El crepúsculo llega más oscuro y antes que de costumbre. Voy a la ciudad a reunirme con unos amigos. Al meterme en el coche, caen unas cuantas gotas de lluvia gruesa que salpican el parabrisas. Echo marcha atrás por el camino de entrada con un incesante y creciente tamborileo.
Esta no es una tormenta cualquiera: va in crescendo. El cielo vuelve a descargar un aluvión de granizo del tamaño de cubitos de hielo. Es como si unas fuerzas superiores hubieran cogido una gigantesca bandeja de hielo y le estuvieran dando una sacudida celestial.
Conduzco hasta la carretera principal; el granizo gana en tamaño y velocidad. Los cubitos de hielo se transforman en copos de nieve. A cuatrocientos metros de mi casa decido dar la vuelta con la esperanza de llegar sana y salva al amparo de mi garaje.
La tormenta arremete con fuerza, y temo que el parabrisas se haga añicos. Me meto por el camino de entrada, oprimo el mando de la puerta eléctrica del garaje y entro despacio.
La alarma emite un pitido estridente: ha saltado a causa del granizo. Tecleo el código dos veces y el pitido cesa. Lily corre despavorida a mi encuentro. La nueva granizada la ha asustado.
«No pasa nada, chiquitina», le digo. Recelosa, se queda rondando junto a mis pies. Me acerco a una ventana y echo un vistazo fuera. El granizo se ha esparcido como bolas de billar. Los pedazos de hielo están desparramados por el porche. Hay un ruido incesante.

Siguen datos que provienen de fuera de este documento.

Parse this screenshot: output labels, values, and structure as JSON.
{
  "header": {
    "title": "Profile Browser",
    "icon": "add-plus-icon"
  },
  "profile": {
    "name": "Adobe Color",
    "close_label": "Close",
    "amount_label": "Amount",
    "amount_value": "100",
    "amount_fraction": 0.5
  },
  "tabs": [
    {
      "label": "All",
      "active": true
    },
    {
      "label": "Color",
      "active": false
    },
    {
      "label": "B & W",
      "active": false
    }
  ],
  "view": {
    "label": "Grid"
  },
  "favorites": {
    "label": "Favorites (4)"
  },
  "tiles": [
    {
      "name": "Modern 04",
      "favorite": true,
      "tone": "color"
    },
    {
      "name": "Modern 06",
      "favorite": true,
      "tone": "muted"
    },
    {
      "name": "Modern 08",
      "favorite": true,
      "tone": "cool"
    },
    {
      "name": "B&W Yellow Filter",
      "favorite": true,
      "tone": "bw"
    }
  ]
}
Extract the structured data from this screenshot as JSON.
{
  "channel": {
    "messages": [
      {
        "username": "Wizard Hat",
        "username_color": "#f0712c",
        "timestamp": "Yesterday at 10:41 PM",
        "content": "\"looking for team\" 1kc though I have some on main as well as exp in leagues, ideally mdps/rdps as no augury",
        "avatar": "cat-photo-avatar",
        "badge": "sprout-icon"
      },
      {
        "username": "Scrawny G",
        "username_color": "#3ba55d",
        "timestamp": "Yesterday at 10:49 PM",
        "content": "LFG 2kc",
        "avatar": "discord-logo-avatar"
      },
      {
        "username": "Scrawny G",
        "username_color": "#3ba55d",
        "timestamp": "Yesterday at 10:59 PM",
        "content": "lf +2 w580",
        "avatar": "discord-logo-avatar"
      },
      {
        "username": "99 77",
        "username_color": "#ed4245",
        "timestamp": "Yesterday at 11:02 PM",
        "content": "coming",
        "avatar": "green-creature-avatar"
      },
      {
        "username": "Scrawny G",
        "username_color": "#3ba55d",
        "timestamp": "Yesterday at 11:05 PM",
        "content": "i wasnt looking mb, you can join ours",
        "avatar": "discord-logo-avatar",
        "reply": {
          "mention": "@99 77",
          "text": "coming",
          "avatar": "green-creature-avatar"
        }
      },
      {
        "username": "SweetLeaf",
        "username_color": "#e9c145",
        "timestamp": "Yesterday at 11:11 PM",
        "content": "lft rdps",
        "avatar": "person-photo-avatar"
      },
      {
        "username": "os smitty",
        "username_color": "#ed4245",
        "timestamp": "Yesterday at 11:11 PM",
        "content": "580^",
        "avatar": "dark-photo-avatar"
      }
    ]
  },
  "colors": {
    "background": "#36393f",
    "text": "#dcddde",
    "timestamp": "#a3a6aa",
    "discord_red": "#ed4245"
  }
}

«Mi pobre jardín», pienso. Miro por la ventana y lo contemplo cubierto de hielo blanco. Mis lirios continúan altaneros; mis rosas, vapuleadas, languidecen. Los iris están recibiendo una buena tunda. El macizo de lilas yace doblegado.
Lección aprendida: si cae una lluvia recia y con fuerza, se avecina una granizada, no un aguacero. De ahora en adelante procuraré no salir en coche.
Las granizadas pueden ser violentas: nada de canicas de hielo, más bien enormes bolas congeladas estampándose contra el suelo.
Mi teléfono suena con estridencia. Es uno de mis amigos, que llama para cancelar la cena; comenta que había salido a pasear con su mujer cuando les sorprendió la granizada.
Un coche que pasaba se apiadó de ellos y los recogió: la salvación en la amabilidad de los desconocidos.
A la mañana siguiente, el sol brilla en mi finca. El hielo ha desaparecido, como si nunca hubiese existido.
Llamo a mi amigo Nick Kapustinsky y quedamos para comer. Conforme desciendo por la montaña en dirección a la ciudad, me apena ver el destrozo que han sufrido los árboles.
La granizada ha baqueteado los árboles frutales, marchitando sus delicadas flores rosas y blancas. «A lo mejor el año que viene los árboles salen mejor parados», digo para mis adentros.
Este año han sufrido las secuelas del granizo. Me siento culpable al recordar lo que disfruté con la tormenta. Su manto argénteo resultó ser mortífero. Lily no se equivocaba al temer el aguacero.
Al torcer hacia el oeste por una carretera muy transitada paso junto a un cúmulo de forsitias. Ayer lucían un dorado radiante, pero el granizo ha hecho de las suyas y ha apagado su manto áureo.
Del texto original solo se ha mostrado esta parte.